Вот как сам Солженицын – внимание! – характеризует ситуацию: «…ведь Запад не с искажённого “Ивана Денисовича”, а только с этого шумного письма выделил меня и стал напряжённо следить». Иными словами, сигнал был подан и принят. На Западе поняли: появилось нечто, что можно использовать в качестве орудия в Холодной войне. Прав был В. Шаламов, написавший позднее Солженицыну: «… Пастернак был жертвой Холодной войны, Вы – её орудие».

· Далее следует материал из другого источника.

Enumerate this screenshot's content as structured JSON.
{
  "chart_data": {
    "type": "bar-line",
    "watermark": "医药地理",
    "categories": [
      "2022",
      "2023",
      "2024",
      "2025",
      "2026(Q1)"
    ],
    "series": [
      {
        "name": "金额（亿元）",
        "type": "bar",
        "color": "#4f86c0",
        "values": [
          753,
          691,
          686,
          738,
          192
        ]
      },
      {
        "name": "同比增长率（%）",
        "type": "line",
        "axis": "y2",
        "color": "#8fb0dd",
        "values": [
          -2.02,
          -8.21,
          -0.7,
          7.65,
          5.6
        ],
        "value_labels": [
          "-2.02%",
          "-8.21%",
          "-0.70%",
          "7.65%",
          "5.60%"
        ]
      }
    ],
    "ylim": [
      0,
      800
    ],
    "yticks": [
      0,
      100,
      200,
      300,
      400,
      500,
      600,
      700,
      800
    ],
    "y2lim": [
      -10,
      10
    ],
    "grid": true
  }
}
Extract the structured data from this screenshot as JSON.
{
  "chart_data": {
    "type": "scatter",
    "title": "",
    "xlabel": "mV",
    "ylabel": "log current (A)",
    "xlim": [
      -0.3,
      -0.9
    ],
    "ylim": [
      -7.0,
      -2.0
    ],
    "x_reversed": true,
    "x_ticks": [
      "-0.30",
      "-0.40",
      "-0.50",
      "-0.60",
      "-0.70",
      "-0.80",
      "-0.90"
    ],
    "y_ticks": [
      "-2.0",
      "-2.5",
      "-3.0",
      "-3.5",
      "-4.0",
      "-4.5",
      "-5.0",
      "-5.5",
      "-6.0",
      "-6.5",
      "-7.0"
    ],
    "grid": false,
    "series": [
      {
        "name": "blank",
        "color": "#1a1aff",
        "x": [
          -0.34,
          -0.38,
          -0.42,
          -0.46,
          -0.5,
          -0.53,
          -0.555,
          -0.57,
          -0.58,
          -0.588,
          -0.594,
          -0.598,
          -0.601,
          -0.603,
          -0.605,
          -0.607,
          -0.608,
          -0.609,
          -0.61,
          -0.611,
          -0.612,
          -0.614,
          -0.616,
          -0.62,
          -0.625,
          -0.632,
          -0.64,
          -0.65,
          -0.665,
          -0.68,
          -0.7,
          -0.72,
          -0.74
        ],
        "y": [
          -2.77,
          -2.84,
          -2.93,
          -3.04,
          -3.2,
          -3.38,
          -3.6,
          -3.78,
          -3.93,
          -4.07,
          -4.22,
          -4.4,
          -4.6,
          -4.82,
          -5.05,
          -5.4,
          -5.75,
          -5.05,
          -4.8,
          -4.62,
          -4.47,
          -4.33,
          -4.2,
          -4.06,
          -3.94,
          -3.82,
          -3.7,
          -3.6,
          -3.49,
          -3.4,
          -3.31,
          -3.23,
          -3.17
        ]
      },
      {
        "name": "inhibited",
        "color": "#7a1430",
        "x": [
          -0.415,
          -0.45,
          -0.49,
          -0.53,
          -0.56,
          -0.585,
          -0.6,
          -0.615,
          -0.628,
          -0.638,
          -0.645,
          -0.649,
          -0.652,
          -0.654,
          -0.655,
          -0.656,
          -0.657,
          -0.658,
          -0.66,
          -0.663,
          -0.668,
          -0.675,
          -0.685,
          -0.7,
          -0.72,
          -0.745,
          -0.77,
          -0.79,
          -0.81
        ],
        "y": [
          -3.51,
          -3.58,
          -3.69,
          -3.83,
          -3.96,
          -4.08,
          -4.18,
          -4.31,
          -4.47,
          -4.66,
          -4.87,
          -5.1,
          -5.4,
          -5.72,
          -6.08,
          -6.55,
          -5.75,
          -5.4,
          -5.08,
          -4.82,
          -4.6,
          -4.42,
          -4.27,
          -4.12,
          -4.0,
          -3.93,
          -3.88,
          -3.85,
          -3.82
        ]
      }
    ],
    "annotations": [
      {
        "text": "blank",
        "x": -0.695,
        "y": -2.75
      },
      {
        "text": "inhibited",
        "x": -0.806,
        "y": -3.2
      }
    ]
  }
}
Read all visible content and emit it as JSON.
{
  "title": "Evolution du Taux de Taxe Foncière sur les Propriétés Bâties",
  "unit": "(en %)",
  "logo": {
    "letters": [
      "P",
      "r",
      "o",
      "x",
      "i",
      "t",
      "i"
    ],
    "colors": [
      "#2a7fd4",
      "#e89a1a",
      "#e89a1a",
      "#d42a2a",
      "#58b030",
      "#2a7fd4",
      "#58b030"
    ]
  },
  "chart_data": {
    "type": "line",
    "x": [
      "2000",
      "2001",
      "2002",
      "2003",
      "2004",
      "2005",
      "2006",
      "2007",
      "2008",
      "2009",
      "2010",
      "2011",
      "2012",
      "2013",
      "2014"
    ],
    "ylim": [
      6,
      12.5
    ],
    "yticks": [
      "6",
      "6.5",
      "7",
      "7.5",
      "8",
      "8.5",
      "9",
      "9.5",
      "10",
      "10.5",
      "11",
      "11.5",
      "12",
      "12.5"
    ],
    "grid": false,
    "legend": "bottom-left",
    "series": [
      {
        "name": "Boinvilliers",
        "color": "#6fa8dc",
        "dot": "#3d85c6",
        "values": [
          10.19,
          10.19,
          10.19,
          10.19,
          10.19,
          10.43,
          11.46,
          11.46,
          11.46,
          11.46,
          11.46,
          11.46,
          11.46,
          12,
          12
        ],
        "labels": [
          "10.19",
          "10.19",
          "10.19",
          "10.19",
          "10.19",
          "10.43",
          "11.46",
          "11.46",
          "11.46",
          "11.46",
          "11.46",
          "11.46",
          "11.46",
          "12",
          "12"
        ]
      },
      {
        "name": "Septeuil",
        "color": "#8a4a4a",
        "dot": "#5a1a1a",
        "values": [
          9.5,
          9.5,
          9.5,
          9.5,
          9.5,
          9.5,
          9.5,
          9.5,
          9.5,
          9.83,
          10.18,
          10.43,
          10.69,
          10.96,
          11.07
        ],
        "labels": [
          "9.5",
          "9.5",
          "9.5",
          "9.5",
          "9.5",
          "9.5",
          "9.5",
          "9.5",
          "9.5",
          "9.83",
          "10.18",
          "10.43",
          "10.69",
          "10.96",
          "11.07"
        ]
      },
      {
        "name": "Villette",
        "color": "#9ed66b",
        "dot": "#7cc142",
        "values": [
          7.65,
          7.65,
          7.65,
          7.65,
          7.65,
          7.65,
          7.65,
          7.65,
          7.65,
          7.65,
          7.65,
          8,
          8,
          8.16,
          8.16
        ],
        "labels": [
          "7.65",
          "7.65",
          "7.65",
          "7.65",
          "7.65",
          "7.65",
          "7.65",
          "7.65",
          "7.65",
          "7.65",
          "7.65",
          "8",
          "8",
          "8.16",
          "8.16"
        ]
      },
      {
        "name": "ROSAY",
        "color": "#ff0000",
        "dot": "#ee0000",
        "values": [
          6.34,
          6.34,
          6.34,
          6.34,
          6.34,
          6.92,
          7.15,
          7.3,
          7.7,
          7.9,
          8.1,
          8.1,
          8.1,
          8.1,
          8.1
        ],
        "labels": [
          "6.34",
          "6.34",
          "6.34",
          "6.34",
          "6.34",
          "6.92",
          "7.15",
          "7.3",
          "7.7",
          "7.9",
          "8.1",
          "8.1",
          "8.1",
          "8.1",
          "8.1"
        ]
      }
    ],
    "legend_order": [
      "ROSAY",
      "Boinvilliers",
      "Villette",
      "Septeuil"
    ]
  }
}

Как заметил Г. А. Морев, в середине 1960-х Солженицын перестал быть литератором в традиционном смысле; все его произведения после этого срока – силовые акции, все тексты – удары по СССР. Именно с середины 1960-х и особенно на рубеже 1960-1970-х годов к Солженицыну в его новом качестве начинают присматриваться западные спецслужбы и – под определённым углом, сообразным новым задачам – КГБ. Вскоре рукописи Солженицына находят свой путь в парижское издательство YMCApress.
А. Флегон, автор книги «Вокруг Солженицына», писал, что именно американская разведка была действительным хозяином эмигрантских изданий, включая YMCA, которая финансировалась ЦРУ и русским отделом Госдепа. Выскажу предположение о том, что поворот Солженицына от литературы к рекламно-конфронтационной (по отношению к СССР) политике был связан не только со стремлением сделать карьеру на Западе (в мировом масштабе), но, помимо прочего, со следующим. При всей эгомании, при всём представлении о собственном величии подсознательно Солженицын, скорее всего понимал, что ни новым Толстым, ни даже новым Шолоховым ему не стать – не допрыгнуть. Кстати, именно поэтому он так ненавидел Шолохова и клеветал на него – хотелось занять его место. Не будучи способным создать нечто даже близко подходящее к уровню не только «Тихого Дона», но также «Поднятой целины» и «Донских рассказов», он стремился отнять у Шолохова великий роман, отказывая в авторстве. Это похоже на логику подлеца Ромашкова («Ромашки») из каверинских «Двух капитанов»: не будучи способным на такую любовь, которую испытывал к Кате Татариновой Саня Григорьев, он – в подлости своей – мог только одно: постараться отнять у него Катю, в чём сам откровенно признался Григорьеву.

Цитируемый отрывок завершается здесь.